La netta sensazione è che la priorità fosse prendere tempo, e che la situazione sia ormai talmente incancrenita da non lasciare grossi margini di intervento. Tutti sembrano coscienti del fatto che Atene è un colabrodo fiscale, ha altissimi livelli di spesa pubblica inefficiente, elevati tassi di corruzione e una bassa produttività del lavoro.

Il momento della verità – per gli ellenici, ma a dire il vero anche per la credibilità di Angela Merkel – pare rinviato a dopo l’estate, quando il parlamento tedesco sarà chiamato a votare sull’ESM (European Stability Mechanism), il nuovo fondo salva-Stati che entrerà in vigore nel 2013. La disciplina del fondo è stata preparata dal Consiglio Europeo in questi mesi e dovrà ora essere approvata come una normale modifica ai trattati. Alcuni deputati tedeschi promettono battaglia. È il caso di Frank Schäffler, il parlamentare dell’FDP, (da noi intervistato per Aspenia online nel 2010) che, secondo i media tedeschi, avrebbe già riunito un piccolo drappello di ribelli interni alla maggioranza giallo-nera per affossare la legge. Ne bastano venti, spiegava Der Spiegel l’altro ieri.

Se non dovesse farcela Schäffler, potrebbe forse arrivare lo stop dalla Corte costituzionale di Karlsruhe, che ha da poco aperto ufficialmente il caso con la prima udienza pubblica. Il ricorso alla Corte è un’iniziativa di alcuni noti accademici euroscettici, tra cui il giurista Karl Albrecht Schachtschneider e l’economista Joachim Starbatty, i quali sono del parere che il governo, di concerto con i vertici della Commissione, starebbe violando sia la legge fondamentale sia il diritto comunitario. Quest’ultimo risulterebbe violato all’articolo 125 del Trattato di Lisbona, che esplicitamente esclude una garanzia finanziaria per i singoli Stati membri. La legge fondamentale sarebbe invece violata all’articolo 38, posto a protezione del principio democratico: le decisioni prese a Bruxelles inciderebbero infatti sul futuro del bilancio tedesco, senza che il voto del Bundestag possa incidervi. Questi, in estrema sintesi, sono dunque i termini del problema.

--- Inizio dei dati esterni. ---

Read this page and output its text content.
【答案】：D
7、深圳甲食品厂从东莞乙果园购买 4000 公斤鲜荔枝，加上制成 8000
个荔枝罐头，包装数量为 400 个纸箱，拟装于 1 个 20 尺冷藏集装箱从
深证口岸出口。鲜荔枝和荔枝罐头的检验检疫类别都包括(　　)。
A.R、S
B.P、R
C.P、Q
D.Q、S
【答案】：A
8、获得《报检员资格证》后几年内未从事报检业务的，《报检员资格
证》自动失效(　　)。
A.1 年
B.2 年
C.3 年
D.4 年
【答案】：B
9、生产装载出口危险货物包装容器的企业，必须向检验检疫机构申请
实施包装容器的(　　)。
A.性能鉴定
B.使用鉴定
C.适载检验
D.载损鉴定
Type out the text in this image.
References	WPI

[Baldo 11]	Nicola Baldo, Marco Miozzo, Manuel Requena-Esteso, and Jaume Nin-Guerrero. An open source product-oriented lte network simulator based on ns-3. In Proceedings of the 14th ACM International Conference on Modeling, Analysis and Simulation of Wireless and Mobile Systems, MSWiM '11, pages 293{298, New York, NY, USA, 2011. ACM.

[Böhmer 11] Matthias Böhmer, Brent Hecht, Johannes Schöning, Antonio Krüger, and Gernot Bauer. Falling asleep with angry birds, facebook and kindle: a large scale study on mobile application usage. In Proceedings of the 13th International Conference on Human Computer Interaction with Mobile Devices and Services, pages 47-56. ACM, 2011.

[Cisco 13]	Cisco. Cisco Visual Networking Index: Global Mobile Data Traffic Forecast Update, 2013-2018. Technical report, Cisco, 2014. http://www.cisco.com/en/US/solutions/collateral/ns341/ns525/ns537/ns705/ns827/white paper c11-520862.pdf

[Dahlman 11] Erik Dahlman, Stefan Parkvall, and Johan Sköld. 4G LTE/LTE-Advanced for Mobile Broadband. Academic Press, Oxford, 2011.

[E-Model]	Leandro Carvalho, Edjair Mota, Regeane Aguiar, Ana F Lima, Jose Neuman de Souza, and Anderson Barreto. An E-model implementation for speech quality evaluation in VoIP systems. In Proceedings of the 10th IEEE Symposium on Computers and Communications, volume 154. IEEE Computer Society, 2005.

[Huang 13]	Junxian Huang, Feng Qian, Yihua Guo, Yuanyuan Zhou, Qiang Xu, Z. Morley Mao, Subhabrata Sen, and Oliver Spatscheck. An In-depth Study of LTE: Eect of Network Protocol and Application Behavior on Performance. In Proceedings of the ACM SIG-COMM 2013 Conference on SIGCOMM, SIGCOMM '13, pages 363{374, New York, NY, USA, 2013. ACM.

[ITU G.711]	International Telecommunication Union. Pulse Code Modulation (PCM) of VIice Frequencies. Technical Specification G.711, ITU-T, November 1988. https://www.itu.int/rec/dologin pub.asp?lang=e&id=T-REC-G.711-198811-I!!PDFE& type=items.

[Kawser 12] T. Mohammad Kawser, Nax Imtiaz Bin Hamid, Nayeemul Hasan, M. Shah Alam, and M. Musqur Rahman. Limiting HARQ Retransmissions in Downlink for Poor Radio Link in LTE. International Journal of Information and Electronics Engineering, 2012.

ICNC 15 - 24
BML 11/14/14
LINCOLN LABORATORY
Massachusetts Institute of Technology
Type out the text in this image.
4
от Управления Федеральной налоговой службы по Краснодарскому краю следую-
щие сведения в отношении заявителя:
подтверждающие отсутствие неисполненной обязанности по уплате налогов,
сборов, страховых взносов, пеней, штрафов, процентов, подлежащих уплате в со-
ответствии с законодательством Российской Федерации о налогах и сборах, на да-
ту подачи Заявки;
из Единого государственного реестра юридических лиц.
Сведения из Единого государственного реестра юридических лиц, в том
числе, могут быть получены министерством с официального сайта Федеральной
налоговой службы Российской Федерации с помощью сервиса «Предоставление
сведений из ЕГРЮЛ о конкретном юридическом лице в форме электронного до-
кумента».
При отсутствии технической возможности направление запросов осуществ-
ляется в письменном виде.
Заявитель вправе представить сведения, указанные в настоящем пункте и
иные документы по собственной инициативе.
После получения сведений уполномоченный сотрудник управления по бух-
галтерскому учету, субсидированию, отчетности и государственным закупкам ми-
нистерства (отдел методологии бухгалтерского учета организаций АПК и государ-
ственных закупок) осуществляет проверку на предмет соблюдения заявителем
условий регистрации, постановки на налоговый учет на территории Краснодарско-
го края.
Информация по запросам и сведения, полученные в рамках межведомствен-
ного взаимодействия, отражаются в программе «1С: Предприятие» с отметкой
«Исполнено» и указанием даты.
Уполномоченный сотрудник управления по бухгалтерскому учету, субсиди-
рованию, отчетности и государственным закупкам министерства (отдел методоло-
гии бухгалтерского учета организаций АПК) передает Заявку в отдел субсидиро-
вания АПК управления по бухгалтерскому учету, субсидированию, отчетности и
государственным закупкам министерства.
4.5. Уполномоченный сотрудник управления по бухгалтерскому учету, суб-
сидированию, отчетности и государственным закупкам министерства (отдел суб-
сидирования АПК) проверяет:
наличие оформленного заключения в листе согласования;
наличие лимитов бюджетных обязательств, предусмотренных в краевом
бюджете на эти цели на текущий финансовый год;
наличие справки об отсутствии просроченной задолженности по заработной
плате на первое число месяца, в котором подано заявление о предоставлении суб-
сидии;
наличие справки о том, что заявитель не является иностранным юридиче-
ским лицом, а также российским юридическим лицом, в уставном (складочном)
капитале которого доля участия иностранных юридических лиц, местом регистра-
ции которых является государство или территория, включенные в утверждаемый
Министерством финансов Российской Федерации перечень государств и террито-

Che il ricorso possa avere successo è comunque estremamente improbabile. Al di là di considerazioni tecnico-giuridiche, da ormai un anno presidente della Corte c’è un convinto europeista di tendenze socialdemocratiche, Andreas Voßkuhle. Anche Der Spiegel, in un reportage uscito in questi giorni, ipotizza che Karlsruhe dia il via libero definitivo, fissando al massimo dei paletti per bailout eccessivamente generosi e privi di condizioni. Troppo grande sarebbe infatti il peso della responsabilità nel caso in cui una pronuncia negativa facesse crollare Atene. Anche per la Corte costituzionale, la scelta sarà probabilmente di passare la patata bollente.